As palavras do herói Oblómov a seu grande amigo Stoltz ainda soam nos dias de hoje com um leve ar de profecia e uma grande cara de crônica em nosso mundo globalizado e impessoal. O personagem criado para ser um contraponto do mundo moderno nessa pequena obra prima de Gontcharóv tem seus momentos de brilho e audaz luta quixotesca contra as engrenagens da vida. Entretanto ele sofre de algumas manias românticas e um prolixidade que pode afastar alguns leitores, pois o grande fato da leitura deste clássico esquecido é que ele demora muito para efetivamente começar.
Ler a primeira das quatro partes de Oblómov é como ler Guerra e Paz, ou pelo menos dá uma sensação temporal similar, muito porque o autor simula na escrita o estado vegetativo em que nosso “herói” se encontra com maestria ao nos faz experimentar toda a chatice do cotidiano de Oblómov, e suas repetições por 1/3 do livro. E apesar de ser um recurso, como o resto da leitura prova a partir da segunda parte, isso deve afastar muitos leitores de seguirem o curso da narrativa. O grande problema não é nem a falta de acontecimentos que movimentam a primeira parte e sim o fato de se construir um personagem absurdamente desinteressante e irritante por 230 páginas.
Oblómov é o herdeiro e aristocrata rico de uma grande propriedade e negócios, mas que por estado de uma pré-melancolia não sai da cama e da casa. Todos o visitam, tentam instigá-lo a viver mas este se recusa a mover um passo para fora do aconchego do mesmo. Mesmo que esteja sendo expulso de casa, o negócio da família esteja falindo e lhe rendendo cada vez menos e sua casa esteja em estado lastimável. Ele é o retrato de uma monarquia confortável em seu poder e sem se dar conta de que o mundo muda, e sua raça ‘nobre’ está com os dias contados… Obviamente é uma crítica a Rússia do século XIX. Publicado em 1859, essa é uma das principais características a se exaltar na obra de Gontcharóv, se não o ponto mais importante da obra, o problema a meu ver é que isso ficaria claro em 80/100 páginas. Quando nosso personagem principal chega a ameaçar sair da cama pela 15ª vez, e ameaça escrever uma carta e acaba dormindo sem escrever uma linha  e você já leu 200 páginas sem sair do lugar, isso começa a se tornar maçante… mas se você sobreviver a isso vai encontrar um romance bem mais interessante em seus 2/3 restantes, porém mais tradicional.

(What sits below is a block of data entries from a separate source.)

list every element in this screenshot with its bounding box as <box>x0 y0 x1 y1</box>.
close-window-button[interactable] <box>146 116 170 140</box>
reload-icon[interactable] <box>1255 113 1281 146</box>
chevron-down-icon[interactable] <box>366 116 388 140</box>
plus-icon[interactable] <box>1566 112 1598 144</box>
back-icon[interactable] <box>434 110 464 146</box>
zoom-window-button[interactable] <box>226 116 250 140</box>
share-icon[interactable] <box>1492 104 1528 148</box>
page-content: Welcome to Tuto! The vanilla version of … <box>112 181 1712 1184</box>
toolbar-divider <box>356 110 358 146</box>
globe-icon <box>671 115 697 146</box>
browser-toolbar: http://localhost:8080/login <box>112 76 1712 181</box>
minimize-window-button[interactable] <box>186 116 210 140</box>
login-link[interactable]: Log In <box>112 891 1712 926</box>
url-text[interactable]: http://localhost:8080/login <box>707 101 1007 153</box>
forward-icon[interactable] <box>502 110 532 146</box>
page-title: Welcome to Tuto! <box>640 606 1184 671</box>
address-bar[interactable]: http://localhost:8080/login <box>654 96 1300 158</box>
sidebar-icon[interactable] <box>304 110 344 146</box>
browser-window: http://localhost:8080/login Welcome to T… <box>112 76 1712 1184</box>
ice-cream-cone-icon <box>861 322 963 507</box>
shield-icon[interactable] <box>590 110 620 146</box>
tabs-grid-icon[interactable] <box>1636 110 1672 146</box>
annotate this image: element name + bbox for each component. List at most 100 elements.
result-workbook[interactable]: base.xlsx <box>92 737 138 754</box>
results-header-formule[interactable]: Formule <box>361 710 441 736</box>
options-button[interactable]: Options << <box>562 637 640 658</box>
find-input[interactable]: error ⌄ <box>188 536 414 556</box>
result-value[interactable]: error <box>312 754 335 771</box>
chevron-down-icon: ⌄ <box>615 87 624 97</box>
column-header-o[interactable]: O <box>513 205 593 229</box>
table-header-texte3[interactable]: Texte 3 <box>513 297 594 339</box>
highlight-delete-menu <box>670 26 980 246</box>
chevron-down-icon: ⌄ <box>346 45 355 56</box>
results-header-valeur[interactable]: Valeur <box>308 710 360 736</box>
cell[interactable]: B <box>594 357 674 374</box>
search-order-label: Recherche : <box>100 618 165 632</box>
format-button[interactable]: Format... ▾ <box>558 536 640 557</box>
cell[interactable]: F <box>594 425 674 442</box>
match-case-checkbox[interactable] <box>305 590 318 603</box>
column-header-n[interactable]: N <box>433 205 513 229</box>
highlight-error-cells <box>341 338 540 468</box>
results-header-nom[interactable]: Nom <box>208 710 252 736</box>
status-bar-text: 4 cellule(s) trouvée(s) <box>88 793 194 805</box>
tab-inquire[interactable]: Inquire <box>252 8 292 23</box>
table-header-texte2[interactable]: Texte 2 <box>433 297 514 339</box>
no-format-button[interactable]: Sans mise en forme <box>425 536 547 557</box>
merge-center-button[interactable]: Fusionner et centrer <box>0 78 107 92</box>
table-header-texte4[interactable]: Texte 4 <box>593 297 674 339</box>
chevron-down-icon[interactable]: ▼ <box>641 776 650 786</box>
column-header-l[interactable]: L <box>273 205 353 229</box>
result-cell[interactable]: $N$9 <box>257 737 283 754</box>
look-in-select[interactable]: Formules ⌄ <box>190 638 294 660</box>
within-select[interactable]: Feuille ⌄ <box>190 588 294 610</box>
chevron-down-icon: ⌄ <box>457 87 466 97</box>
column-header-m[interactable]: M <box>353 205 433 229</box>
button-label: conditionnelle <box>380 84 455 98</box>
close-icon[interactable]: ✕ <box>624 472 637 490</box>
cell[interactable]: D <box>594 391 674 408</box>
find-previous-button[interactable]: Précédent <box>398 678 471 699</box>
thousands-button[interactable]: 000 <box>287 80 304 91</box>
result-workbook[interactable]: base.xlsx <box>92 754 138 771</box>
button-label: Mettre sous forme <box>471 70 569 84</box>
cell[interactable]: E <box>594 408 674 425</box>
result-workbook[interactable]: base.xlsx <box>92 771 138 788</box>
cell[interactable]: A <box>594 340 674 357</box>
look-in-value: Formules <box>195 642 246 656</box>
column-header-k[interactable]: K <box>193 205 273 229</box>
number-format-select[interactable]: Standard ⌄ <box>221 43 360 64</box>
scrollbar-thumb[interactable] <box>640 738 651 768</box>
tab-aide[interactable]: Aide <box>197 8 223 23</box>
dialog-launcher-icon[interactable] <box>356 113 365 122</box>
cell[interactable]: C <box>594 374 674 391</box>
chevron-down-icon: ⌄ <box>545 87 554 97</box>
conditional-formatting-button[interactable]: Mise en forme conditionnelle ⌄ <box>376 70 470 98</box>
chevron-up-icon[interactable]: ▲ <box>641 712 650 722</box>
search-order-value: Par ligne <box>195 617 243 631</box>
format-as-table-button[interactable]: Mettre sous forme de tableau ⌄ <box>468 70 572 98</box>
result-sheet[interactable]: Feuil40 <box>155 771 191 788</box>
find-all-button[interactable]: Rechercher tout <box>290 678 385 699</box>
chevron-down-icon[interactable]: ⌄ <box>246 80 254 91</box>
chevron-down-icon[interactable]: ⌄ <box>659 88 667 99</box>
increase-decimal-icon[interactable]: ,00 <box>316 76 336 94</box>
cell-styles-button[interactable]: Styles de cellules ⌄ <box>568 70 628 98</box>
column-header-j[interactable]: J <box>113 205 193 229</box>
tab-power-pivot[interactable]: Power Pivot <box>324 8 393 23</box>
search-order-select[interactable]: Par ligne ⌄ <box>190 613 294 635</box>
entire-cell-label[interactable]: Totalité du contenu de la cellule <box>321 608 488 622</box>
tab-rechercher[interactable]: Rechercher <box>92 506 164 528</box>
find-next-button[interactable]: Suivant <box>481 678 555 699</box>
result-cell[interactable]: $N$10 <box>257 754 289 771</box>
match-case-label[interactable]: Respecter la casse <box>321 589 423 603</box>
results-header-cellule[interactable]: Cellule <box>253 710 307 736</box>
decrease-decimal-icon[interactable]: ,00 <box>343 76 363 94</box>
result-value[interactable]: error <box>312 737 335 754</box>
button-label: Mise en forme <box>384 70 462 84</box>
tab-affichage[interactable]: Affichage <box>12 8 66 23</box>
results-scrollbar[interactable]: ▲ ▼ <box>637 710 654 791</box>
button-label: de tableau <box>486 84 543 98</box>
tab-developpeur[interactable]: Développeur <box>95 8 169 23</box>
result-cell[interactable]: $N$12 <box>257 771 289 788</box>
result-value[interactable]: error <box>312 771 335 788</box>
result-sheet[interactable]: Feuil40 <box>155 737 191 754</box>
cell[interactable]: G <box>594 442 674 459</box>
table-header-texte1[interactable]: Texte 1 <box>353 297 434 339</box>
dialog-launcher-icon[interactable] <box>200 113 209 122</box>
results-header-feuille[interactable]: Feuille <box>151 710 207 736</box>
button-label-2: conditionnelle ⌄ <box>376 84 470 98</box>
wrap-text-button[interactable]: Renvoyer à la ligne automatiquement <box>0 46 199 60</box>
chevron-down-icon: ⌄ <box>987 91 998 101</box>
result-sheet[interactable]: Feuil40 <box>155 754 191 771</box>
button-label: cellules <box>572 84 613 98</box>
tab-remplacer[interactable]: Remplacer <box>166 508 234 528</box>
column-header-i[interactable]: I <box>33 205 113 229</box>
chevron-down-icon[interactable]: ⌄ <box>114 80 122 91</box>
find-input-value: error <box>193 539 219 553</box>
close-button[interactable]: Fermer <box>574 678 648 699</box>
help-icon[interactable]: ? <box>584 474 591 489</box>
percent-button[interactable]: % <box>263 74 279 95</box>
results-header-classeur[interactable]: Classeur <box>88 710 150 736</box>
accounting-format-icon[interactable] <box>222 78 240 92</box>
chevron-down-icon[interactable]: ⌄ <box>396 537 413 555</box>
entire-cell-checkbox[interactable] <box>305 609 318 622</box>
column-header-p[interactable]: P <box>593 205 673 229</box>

Tudo acima é mudado com chega de Stoltz, para mim o personagem mais interessante do romance, que chacoalha a vida de nosso herói e o força a sair de seu retiro para aproveitar a vida, vide que se aproxima do meio da mesma. Nesse pequeno chacoalhão ele vai conhecer um cantora ópera, Olga, que vai mexer com sua vida e lhe abrir a porta de felicidade e mostrar finalmente um motivo válido para se viver. As partes 2 e 3 focam especificamente nos desdobramentos deste romance, e aí apesar de se tornar uma história de amor cheia de elementos comuns, ela é muito mais prazerosa e interessante que a primeira parte do romance. E mesmo que Olga não seja uma personagem dotada de uma personalidade que nos façam se apaixonar por ela, assim como Oblómov, eles constituem um dos casais mais bonitinho do Romantismo. Devo confessar que não entendia como esse romance se encaixava no movimento até o aparecimento de Olga, pois me parecia um grande estudo sobre o tédio em sua primeira parte. Mas com Stoltz e Olga dão uma injeção de ânimo a narrativa! O próprio Oblómov se torna um personagem mais gostável a partir da aparição de seu amigo alemão. Entretanto, em sua imobilidade do começo da narrativa, Oblómov conseguiu fazer uma grande besteira que vai repercutir com mais força na quarta e última parte da epopeia e o fato de não termos simpatizado com o gordinho que vive deitado, para mim, foi um fator decisivo no final do romance.
É injusto dizer que você só fica entediado na primeira parte do romance. Pois você fica também irritado com o herói, pois um de seus vizinhos, Tarantiev, é uma pessoa odiável, contudo ele o recebe em casa e firma um contrato louco de aluguel de casa, que só vai piorando sua situação financeira com o passar do tempo. Esse é o tipo de personagem pilantra que é impossível do leitor gostar, ele está se aproveitando de Oblómov e vai até o final do romance assim, e mesmo quando é finalmente confrontado já é tarde demais para a situação do nosso querido monarca… ah sim. Você percebe que isso é uma obra romântica por excelência em seu final, onde a possibilidade de felicidade em conflito com o mundo exterior é impossível.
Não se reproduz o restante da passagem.